Buchbach – Drei Tage nach dem 6:1-Pokalsieg beim TSV Wasserburg muss der TSV Buchbach wieder in der Fußball-Regionalliga ran: Die Rot-Weißen gastieren am heutigen Freitag um 18 Uhr beim 1. FC Nürnberg II, der als amtierender Meister der Liga einen glatten Fehlstart erwischt hat und nach zwei Runden noch ohne Punkte dasteht.
Das Team von Trainer Andreas Wolf musste sich beim Saisonstart bei der DJK Vilzing mit 1:3 geschlagen geben und unterlag dann auch vor Wochenfrist der SpVgg Unterhaching mit 1:2. Insofern dürfen sich die Buchbacher auf einen „grantigen“ Gegner gefasst machen, der alles in die Waagschale werfen wird, um die ersten Zähler einzufahren.
Die Gäste haben mit dem 1:1 bei Schwaben Augsburg und dem 5:1 gegen VfB Eichstätt einen mehr als ordentlichen Start erwischt und wollen natürlich nachlegen. „Wir fahren nach Nürnberg, um die drei Punkte mitzunehmen“, hat Trainer Sven Zurawka schon unmittelbar nach dem Pokalsieg in Wasserburg deutlich gemacht. Elf Treffer aus den letzten beiden Begegnungen sprechen natürlich eine deutliche Sprache, aber in Nürnberg müssen sich die Buchbacher auf mehr Gegenwehr einstellen – das junge Ensemble von Trainer Wolf, in dem wieder zahlreiche neue Gesichter zu sehen sind, verteidigt bislang solide. Nur nach vorne fehlen dem „kleinen Club“ noch die Lösungen.
Die will Zurawka dem Gegner heute auch nicht ermöglichen, fordert er doch von seiner Mannschaft noch konsequenteres Abwehrverhalten.
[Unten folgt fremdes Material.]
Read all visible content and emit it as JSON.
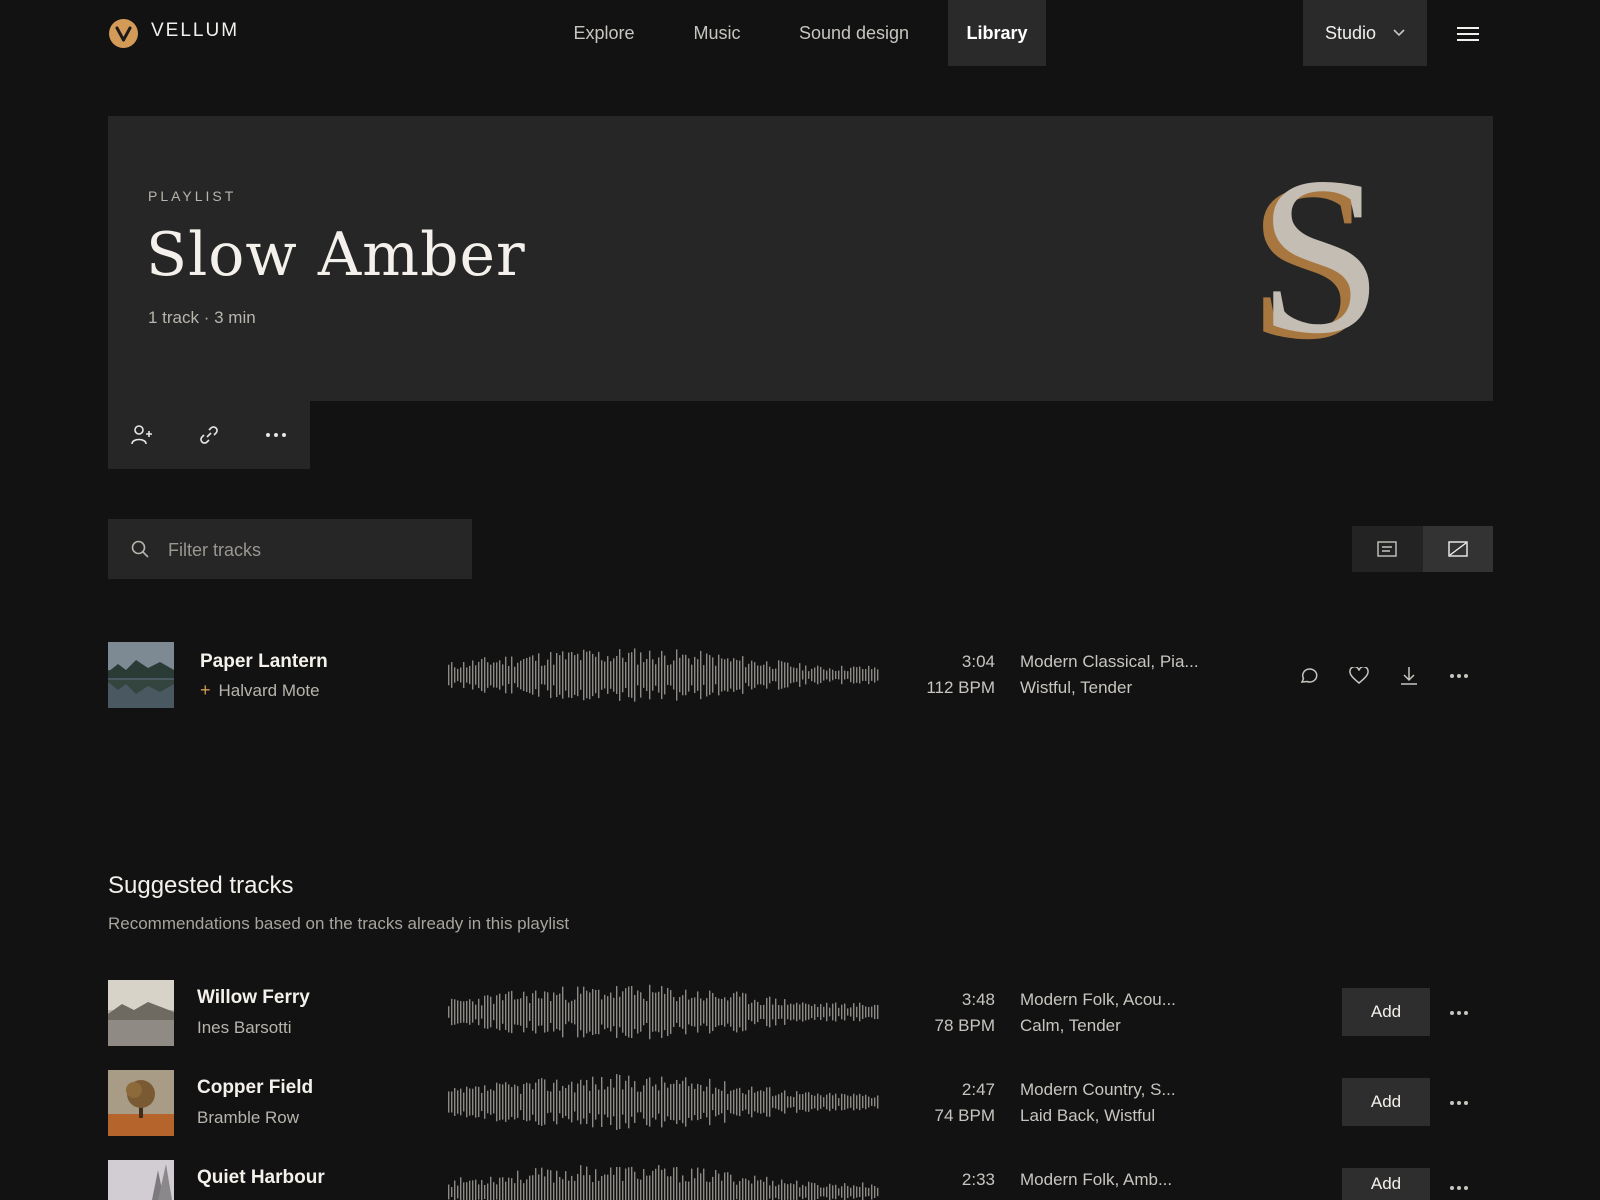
{
  "header": {
    "brand": "VELLUM",
    "nav": [
      "Explore",
      "Music",
      "Sound design",
      "Library"
    ],
    "active_nav": "Library",
    "studio_label": "Studio"
  },
  "hero": {
    "eyebrow": "PLAYLIST",
    "title": "Slow Amber",
    "meta": "1 track · 3 min",
    "monogram": "S"
  },
  "filter": {
    "placeholder": "Filter tracks"
  },
  "playlist_tracks": [
    {
      "title": "Paper Lantern",
      "artist": "Halvard Mote",
      "duration": "3:04",
      "bpm": "112 BPM",
      "genres": "Modern Classical, Pia...",
      "moods": "Wistful, Tender"
    }
  ],
  "suggested": {
    "title": "Suggested tracks",
    "subtitle": "Recommendations based on the tracks already in this playlist",
    "add_label": "Add",
    "tracks": [
      {
        "title": "Willow Ferry",
        "artist": "Ines Barsotti",
        "duration": "3:48",
        "bpm": "78 BPM",
        "genres": "Modern Folk, Acou...",
        "moods": "Calm, Tender"
      },
      {
        "title": "Copper Field",
        "artist": "Bramble Row",
        "duration": "2:47",
        "bpm": "74 BPM",
        "genres": "Modern Country, S...",
        "moods": "Laid Back, Wistful"
      },
      {
        "title": "Quiet Harbour",
        "artist": "",
        "duration": "2:33",
        "bpm": "",
        "genres": "Modern Folk, Amb...",
        "moods": ""
      }
    ]
  },
  "colors": {
    "accent": "#d49a58",
    "background": "#121212",
    "panel": "#262626"
  }
}
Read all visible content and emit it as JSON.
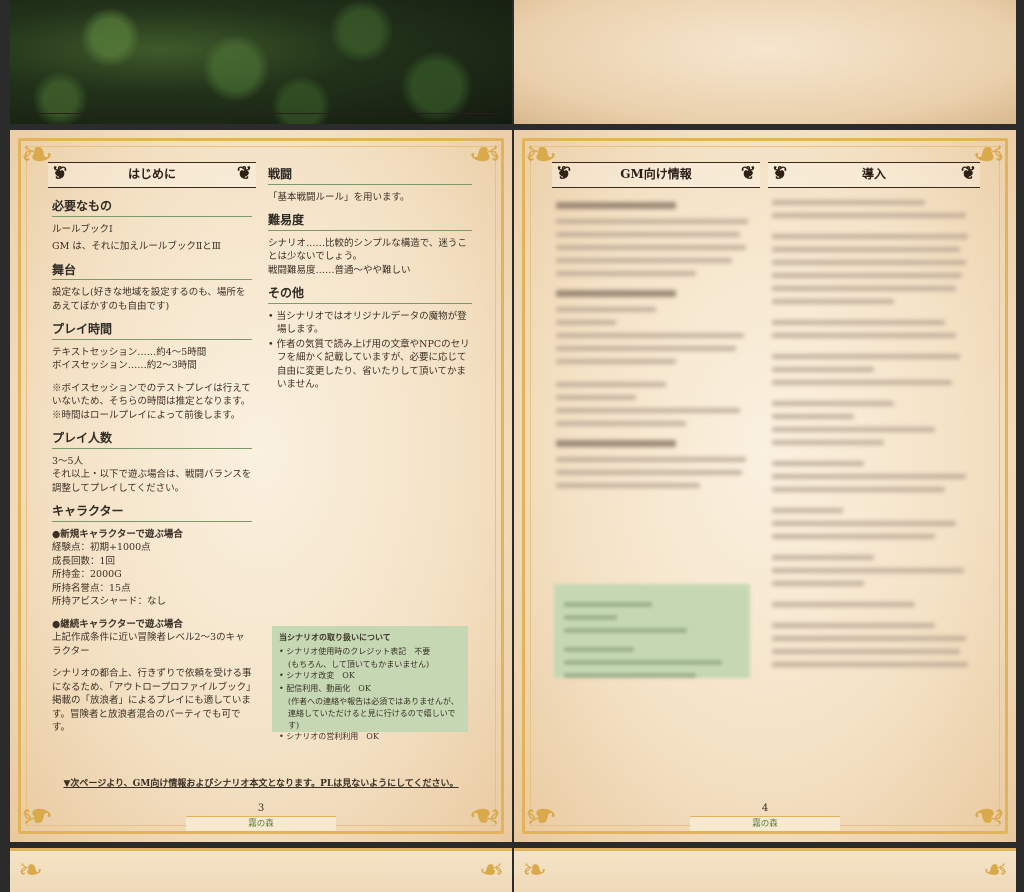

Überwiegend passt die defensive Grundordnung der Buchbacher schon, aber es hat zuletzt trotz der klaren Siege auch immer wieder kritische Situationen gegeben, die der jeweilige Gegner glücklicherweise nicht nutzen konnte. Ein Team wie der 1. FC Nürnberg II dürfte da schon den entsprechenden Punch entwickeln, insofern müssen die Rot-Weißen die defensiven Abläufe weiter optimieren.
Personell wird es bei den Rot-Weißen keine großen Veränderungen geben: Daniel Muteba war ja schon am Dienstag in Wasserburg im Kader, bekam aber noch keine Minuten. Je nach Spielverlauf dürfte er am Nürnberger Max-Morlock-Platz aber als Joker parat stehen. Sicher nicht dabei ist Josue M’bila, der ja noch wegen einer Knieverletzung passen muss. Auch für Keeper Oskar Preil und Mittelfeldmann Florian Wiedl dürfte es heute noch nicht reichen, ansonsten sollte Zurawka aber alle Mann an Bord haben.
Erfreulich für den Coach: Die Bankspieler, die am Dienstag in Wasserburg ins Team kamen, konnten allesamt überzeugen. Das schafft eine gesunde Konkurrenzsituation: Auch wenn nicht alle Stammkräfte 1:1 ersetzbar sind, die jungen Wilden machen Druck, drängen ins Team und stehen im Fall der Fälle parat, sodass Zurawka die Qual der Wahl hat.